Ceuta acumula ya cuatro niveles de responsabilidad
Cuarenta y seis días después del 30-J, el expediente tiene al menos cuatro planos distintos. El operativo: qué hicieron Policía, Guardia Civil, Fuerzas Armadas y servicios de inteligencia. El político: qué decisiones tomó el Gobierno y con qué información. El penal: qué investiga la Audiencia Nacional sobre la organización y facilitación de la entrada. Y ahora el constitucional: qué capacidad tiene el Senado para obligar a miembros del Ejecutivo a comparecer ante sus comisiones.
Cada plano exige un estándar diferente de prueba. La existencia de un conflicto constitucional no demuestra responsabilidad penal. Una investigación judicial no convierte automáticamente una mala decisión política en delito. Y la comparecencia de un ministro en el Congreso no determina por sí sola si podía legítimamente ignorar una citación del Senado. El rigor exige mantener esas capas separadas.
La pregunta ya no es si habrá explicaciones, sino quién puede exigirlas
El Gobierno ha comparecido. El Senado sostiene que no lo ha hecho donde debía hacerlo cuando fue formalmente reclamado. El PP acudió al Supremo. La Abogacía pide que el Supremo se aparte y desestime el recurso. La Cámara Alta ha activado, además, el procedimiento de conflicto de atribuciones que puede terminar en el Constitucional.

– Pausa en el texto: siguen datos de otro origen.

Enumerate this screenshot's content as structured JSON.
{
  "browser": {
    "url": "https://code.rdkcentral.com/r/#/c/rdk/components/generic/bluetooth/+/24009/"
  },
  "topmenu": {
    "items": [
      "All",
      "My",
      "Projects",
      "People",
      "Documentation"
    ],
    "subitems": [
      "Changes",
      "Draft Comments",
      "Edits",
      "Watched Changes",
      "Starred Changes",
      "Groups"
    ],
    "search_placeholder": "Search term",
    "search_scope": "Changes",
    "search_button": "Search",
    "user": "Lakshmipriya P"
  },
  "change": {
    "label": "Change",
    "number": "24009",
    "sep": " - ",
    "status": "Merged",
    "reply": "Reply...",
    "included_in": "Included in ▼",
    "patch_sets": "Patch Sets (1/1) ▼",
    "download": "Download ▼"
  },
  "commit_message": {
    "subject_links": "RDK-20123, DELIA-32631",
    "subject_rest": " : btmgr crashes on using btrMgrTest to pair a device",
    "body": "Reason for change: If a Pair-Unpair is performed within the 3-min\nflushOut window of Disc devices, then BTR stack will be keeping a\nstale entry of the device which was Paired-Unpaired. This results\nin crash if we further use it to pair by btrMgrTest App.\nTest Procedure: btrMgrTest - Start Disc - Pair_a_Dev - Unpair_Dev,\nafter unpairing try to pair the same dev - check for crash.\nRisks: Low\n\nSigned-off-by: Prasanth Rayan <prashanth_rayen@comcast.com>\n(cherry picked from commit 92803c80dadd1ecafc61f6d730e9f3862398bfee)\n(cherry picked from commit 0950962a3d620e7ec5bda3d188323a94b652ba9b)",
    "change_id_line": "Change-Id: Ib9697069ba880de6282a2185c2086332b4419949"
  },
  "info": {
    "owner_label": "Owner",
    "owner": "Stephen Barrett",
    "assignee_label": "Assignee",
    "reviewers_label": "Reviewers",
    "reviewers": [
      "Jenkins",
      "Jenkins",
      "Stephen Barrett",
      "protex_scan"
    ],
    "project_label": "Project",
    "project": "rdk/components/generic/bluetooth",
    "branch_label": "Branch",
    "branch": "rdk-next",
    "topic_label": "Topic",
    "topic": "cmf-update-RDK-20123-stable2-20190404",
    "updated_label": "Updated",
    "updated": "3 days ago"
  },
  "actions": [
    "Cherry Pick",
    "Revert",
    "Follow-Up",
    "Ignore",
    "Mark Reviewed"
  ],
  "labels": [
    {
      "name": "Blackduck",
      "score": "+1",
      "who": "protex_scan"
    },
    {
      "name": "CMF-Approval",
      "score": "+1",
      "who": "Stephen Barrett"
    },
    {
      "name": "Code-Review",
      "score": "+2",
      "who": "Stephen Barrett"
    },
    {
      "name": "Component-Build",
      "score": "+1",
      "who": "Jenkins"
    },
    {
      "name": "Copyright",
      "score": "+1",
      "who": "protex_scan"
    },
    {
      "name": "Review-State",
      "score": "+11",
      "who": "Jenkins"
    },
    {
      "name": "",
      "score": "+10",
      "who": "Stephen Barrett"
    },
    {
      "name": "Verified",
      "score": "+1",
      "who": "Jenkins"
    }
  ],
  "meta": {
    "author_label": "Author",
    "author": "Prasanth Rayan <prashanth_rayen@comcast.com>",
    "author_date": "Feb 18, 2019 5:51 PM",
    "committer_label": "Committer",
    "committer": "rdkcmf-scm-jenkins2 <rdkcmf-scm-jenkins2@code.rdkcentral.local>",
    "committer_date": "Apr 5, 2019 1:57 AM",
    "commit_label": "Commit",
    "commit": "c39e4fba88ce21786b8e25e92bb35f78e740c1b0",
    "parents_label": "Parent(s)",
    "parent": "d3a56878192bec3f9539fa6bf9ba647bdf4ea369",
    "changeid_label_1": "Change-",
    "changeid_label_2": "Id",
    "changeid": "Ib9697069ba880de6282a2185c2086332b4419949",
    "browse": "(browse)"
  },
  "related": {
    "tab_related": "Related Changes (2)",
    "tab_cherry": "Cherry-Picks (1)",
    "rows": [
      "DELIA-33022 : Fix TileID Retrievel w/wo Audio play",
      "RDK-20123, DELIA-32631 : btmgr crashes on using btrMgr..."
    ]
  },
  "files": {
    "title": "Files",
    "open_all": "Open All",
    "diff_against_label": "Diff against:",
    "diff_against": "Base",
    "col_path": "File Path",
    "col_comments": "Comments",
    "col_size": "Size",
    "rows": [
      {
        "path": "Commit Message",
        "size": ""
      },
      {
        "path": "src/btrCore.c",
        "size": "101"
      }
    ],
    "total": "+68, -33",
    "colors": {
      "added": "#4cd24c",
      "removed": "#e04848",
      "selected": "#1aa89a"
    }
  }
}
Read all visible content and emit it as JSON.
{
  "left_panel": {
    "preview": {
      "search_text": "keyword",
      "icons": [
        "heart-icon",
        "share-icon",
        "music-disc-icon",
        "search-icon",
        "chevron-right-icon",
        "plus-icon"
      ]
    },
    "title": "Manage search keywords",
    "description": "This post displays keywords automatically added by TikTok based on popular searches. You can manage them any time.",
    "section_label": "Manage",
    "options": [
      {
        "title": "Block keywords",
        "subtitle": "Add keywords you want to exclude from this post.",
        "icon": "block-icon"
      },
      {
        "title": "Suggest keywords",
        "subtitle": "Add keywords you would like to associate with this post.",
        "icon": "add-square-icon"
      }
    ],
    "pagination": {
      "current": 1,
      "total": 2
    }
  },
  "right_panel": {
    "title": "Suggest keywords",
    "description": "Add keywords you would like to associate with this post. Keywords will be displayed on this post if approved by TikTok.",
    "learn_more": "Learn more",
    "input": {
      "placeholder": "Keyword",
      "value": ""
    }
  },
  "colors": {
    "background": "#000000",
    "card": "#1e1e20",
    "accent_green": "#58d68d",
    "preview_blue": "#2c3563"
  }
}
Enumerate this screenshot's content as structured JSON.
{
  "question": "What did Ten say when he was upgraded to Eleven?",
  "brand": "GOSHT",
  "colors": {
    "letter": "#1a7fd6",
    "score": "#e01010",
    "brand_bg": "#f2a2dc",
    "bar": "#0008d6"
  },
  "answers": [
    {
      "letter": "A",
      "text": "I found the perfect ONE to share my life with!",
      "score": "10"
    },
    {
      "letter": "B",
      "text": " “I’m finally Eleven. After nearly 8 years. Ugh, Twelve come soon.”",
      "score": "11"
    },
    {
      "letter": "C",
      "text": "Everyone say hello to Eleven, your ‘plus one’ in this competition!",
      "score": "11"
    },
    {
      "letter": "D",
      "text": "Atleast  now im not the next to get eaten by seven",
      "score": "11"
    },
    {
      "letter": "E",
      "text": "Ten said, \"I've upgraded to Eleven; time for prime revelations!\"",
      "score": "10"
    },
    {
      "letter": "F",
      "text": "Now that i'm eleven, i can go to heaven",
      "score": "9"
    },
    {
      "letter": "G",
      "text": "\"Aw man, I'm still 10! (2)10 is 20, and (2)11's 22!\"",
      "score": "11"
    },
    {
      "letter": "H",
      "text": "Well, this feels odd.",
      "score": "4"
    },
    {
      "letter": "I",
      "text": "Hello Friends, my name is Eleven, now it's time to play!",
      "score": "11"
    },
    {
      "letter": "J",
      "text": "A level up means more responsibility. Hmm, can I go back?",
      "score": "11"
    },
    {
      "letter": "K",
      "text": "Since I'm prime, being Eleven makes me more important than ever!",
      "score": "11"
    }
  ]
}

Ese encadenamiento convierte a Ceuta en algo más que una crisis fronteriza. La gestión del 30-J está obligando al Estado a discutir no solo qué ocurrió en la frontera, sino cómo se controla políticamente al Ejecutivo cuando las dos Cámaras quieren respuestas y el Gobierno decide priorizar una de ellas.
El nuevo frente de Ceuta ya no está en el Tarajal. Está en la arquitectura constitucional del Estado.